Charlotte Mayor Vi Lyles released a statement referring to the “senseless acts of violence that occurred during the Juneteenth street party on Beatties Ford Road early Monday morning.”
“What should have been a joyous celebration of freedom,” Lyles said, “became a moment where people lost their lives and many others suffered serious injuries. … I ask anyone with information about this to please come forward and ask everyone to find peaceful ways to settle disputes.”
Matthew Torres, a Charlotte radio personality who goes by the name Chewy, said that with fewer police and organized activities than previous nights, the atmosphere was tense preceding the fatal shootings. Police say gatherings Friday and Saturday in the area ended without injuries and that the crowds dispersed in a mostly peaceful fashion.
But on Sunday, Torres said some in the crowd seemed angry and that he “had a hunch something was going to go on.”
“You could see they were angry for whatever reason, not knowing what they were angry for,” Torres said in a phone interview.
Late Sunday night, cars were doing tricks in the street including one that performed a donut and blew a tire, he said. Soon after, an ambulance arrived and then gunshots rang out. He said it sounded like multiple people in the crowd were firing at once.

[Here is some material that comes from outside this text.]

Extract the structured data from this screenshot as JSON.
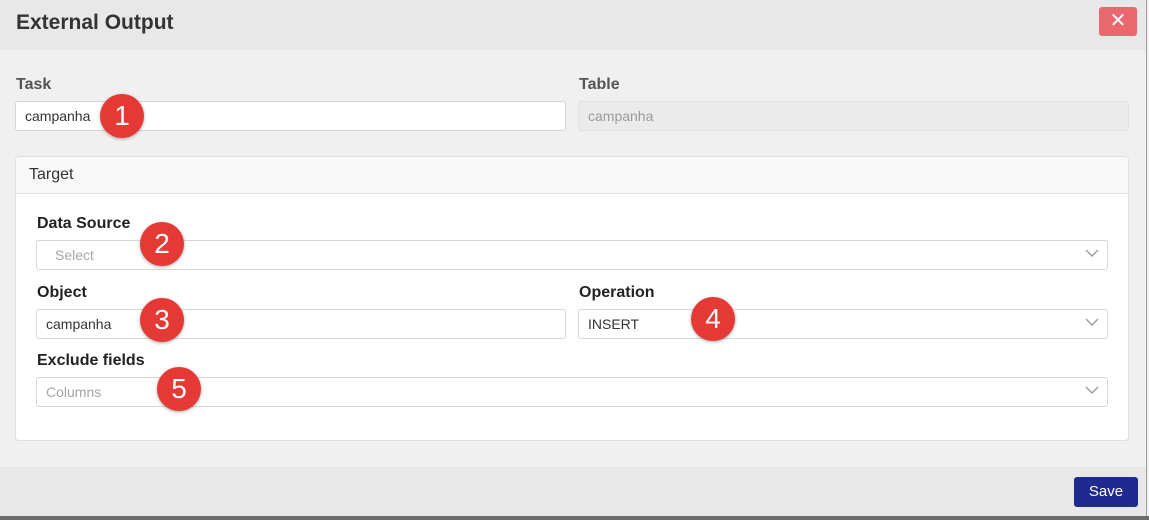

“You had one gun sound, and then maybe like a half a second later, you heard two, and then half a second later after that, that’s when anybody and everybody who had a gun was letting it go,” Torres said, adding, “We were looking at bodies in the street.”
Smith said no motive was clear for the shooting.
Near the scene hours later, Myra Stewart said she was saddened by the shooting.
“We’ve been protesting, and we’ve been saying that black lives matter. But not only do they have to matter to white people, they have to matter to us, too,” said Stewart, an African American resident of Charlotte.
Smith said the situation grew so chaotic after the arrival of authorities early Monday that a rescue team had to be sent into the crowd to pull people “off the backs of our firefighters” who were treating people hurt at the scene.
Smith also acknowledged that some officers had weapons drawn as they sought to gain control of the scene.
“They were doing the best that they can to make sense out of something that is chaotic, a mass casualty scene,” he said.
Smith said that no witnesses have come forward to describe how or why the shooting started and urged the public to help with the investigation.
The five people hit by vehicles are believed to have suffered injuries that were not life-threatening, police said in a news release. Four of them appear to have been struck while trying to leave the scene.
CMPD Chief Kerr Putney announced later the same day, June 22, that he would officially retire July 1. He had already announced his intention of retiring in 2019 but came back to help run the city’s security during the Republican National Convention, which is now largely scaled back.
Deputy Chief Johnny Jennings will be sworn in July 1 to replace Putney.
The Associated Press contributed to this report.